# Cajun Red Lightning Mono



## tnmule (Jun 27, 2008)

Thinking about spooling my surf reel with 20#. Any thoughts? If not this line, then which one? Not a big fan of braid. Thanks.


----------



## LATERALINE (Oct 2, 2007)

dont go with cajun crap.... use something like suffix or ande!


----------



## lobsterman (Sep 30, 2007)

Cajun red line is a gimmick to catch fisherman no fish. As a diver red doesn't dissapear under water it simply dulls. The red turns grey/silver. Red Snapper do not become invisible under water they kust change color because of the light spectrum. Go with Ande Premium or Sufix.
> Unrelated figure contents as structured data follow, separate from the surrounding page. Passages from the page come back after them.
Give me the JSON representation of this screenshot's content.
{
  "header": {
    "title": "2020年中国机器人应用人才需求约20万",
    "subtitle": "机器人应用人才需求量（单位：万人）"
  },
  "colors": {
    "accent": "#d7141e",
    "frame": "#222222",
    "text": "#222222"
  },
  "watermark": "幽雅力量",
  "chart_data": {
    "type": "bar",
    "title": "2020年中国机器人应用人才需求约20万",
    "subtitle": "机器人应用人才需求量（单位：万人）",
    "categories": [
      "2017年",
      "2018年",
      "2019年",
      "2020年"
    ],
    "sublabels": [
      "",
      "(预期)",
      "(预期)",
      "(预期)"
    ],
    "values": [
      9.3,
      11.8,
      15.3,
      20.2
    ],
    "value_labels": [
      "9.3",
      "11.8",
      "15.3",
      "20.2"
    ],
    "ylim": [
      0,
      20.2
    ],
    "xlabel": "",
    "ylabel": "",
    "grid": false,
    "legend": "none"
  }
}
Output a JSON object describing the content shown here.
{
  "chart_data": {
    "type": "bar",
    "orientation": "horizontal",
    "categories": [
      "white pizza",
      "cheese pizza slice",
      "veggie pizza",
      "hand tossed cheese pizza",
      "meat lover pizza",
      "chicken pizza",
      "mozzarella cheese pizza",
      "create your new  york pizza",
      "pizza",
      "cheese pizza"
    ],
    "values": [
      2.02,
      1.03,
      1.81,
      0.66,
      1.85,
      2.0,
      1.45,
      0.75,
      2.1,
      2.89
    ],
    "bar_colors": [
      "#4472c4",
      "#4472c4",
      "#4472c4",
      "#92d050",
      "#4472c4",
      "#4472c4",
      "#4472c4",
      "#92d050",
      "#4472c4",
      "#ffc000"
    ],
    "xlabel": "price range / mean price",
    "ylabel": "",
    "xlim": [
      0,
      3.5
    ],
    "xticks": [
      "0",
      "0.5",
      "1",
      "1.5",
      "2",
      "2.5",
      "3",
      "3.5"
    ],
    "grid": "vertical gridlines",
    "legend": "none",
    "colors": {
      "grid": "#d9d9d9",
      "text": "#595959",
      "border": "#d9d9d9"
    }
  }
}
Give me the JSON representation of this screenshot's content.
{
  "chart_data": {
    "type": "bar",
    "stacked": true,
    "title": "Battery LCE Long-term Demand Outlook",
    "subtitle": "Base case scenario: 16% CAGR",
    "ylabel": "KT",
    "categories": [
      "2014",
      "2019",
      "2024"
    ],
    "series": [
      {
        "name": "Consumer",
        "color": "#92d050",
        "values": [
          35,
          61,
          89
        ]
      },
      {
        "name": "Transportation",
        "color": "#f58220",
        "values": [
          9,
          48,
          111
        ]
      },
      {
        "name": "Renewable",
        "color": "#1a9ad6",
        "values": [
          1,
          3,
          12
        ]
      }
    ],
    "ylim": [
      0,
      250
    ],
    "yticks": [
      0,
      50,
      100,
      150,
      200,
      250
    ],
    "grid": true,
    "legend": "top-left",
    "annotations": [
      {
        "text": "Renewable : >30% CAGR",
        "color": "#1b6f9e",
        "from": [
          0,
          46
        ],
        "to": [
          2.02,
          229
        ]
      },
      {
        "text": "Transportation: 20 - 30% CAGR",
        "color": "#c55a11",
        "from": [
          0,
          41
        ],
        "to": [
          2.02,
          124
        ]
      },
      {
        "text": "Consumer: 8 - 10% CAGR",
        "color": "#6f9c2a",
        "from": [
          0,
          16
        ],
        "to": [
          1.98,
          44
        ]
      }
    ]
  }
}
For casting distance Ande has the edge


----------



## Hysteria Fishing (Jun 27, 2008)

Never NEVER had so many tangles in my LIFE! That stuff is terrible!


----------



## SemperFi-sh (Apr 26, 2008)

Suffix is where it's at! Can't beat the quality for the price I think...


----------



## Nascar03 (Oct 1, 2007)

about 50% more stretch than any other line on the market. The only thing that it is good for in my wifes crafts.


----------



## GONU (Oct 3, 2007)

Drop the Cajun that stuff is crap, hands down the worst line on the market. look into Suffix or Ande.


----------



## bullmaster (Feb 17, 2008)

Cajun is crap.More stretch than any line I have ever used.I like berlkey big game or suffix.


----------



## tnmule (Jun 27, 2008)

I can get Sufix Elite or Siege here at home. Which one best fits my application? What color? Clear, camo, green? Would you spool with 20# or 17#. Thanks


----------



## konz (Oct 1, 2007)

I like the siege myself. Can't go wrong with clear. I also like the big game (in green) for times where i want to see my line clearly.


----------



## bigruss (Oct 5, 2007)

I'm a power pro fan....Lol


----------



## NoMoSurf (Oct 2, 2007)

I would go with the above suggestions on the brand. If you are shooting for Pomps, I would go for Flourocarbon, but other than that just use your preference. I personally use, 10lb flouro on my main rig and 17 flouro on my heavy rig. And I put a heavier test flouro leader if I need some abrasio resistance. With the lighter test line, you get more capacity and if you hook into something big, you can let it run. I find that I get more bites on the lighter test lines. I've never caught anything in the surf that couldn't be landed on 10 or 12lb line except for one shark at Seagrove last year that probably would have popped some 60 or 80lb line. He was rediculous!


----------